The extent of college-level learning varies from state to state and, within each state, from group to group.
The pattern of learning varies from state to state, leading to different policy challenges.
The racial and ethnic groups that are growing the fastest lag the most in learning, and more so in some states than in others.
Teachers are not equally well prepared across states.
All states should be able to use the same assessment strategy to get similar information.

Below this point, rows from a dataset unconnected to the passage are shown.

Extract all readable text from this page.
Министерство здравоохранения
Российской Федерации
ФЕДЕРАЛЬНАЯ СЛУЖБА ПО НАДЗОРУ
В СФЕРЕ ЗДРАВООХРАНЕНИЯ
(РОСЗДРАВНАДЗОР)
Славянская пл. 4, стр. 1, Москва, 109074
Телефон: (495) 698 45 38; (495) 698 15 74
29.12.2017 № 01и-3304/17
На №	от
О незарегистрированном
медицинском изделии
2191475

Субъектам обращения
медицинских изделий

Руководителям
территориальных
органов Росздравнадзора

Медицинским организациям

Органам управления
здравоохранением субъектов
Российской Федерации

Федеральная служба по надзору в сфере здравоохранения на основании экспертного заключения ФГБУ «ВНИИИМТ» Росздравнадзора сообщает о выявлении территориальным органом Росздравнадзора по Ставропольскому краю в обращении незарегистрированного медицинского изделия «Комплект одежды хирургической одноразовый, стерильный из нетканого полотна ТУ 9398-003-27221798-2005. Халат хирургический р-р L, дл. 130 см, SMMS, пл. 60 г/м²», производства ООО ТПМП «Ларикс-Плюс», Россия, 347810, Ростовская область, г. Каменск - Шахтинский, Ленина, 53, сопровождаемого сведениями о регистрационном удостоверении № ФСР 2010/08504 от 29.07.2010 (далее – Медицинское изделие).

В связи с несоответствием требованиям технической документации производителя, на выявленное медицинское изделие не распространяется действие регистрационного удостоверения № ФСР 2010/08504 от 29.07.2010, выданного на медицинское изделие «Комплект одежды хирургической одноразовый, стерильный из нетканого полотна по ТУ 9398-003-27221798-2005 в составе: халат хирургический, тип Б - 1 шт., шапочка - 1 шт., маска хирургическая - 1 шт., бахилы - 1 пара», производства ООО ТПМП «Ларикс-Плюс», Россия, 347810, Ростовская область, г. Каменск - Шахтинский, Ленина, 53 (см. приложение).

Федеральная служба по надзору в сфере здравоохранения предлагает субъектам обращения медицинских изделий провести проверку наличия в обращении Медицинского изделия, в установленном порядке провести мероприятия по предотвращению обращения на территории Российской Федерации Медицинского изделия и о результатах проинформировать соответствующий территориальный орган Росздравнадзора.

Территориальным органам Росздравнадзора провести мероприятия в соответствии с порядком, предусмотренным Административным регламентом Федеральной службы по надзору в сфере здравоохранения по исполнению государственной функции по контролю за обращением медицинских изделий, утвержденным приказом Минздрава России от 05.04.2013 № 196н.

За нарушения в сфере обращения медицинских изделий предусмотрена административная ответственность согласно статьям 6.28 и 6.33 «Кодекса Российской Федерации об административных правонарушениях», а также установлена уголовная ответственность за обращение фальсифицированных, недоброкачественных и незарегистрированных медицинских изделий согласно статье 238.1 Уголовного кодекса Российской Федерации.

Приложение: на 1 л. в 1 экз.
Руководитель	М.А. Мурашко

Each state should adopt the model described here, as recommended by the SHEEO (State Higher Education Executive Officers) National Commission on Accountability in Higher Education.
Once results are in, state officials should convene policy and higher education leaders to discuss the findings, identify challenges, and target state policies and resources that will help address those challenges.
Institutions should use the results to benchmark their performance and enrich their campus-based assessment programs.


By Margaret A. Miller
A recent five-state project, the National Forum on College-Level Learning, has demonstrated that learning, higher education's most important product, can be assessed in ways that make interstate comparison possible, that these assessments are consistent with other information we have about the states, and that the results can be useful to policymakers. In a knowledge-based global economy, the economic, social, and civic welfare of states depends on the capacity of their residents to think at an increasingly sophisticated level. Certificates and degrees are increasingly inadequate proxies for this kind of "educational capital." It is the skills and knowledge behind the degrees that matters. A state-level approach to assessing college-level learning can give states that essential information.

      A focus on the state as a whole can tell policymakers:

the extent to which its institutions are collectively effective in contributing to its store of educational capital,
how well higher education is serving various regions or sub-populations within the state,
how well the state's workforce-development efforts are working,
whether higher education is producing enough well-trained professionals in areas critical to the state's welfare,
what economic development options are available or lacking to the state because of the educational capital it has, and
whether the state has the range of programs needed for the economy and lifestyles its residents want.

A collective examination also enables cost-benefit analyses concerning the learning that the state's system of higher education is producing relative to the state's investment.

Armed with answers to these kinds of questions, a state can undertake further analyses, target resources where they are most needed to address urgent state priorities, and promote collective solutions to collective problems.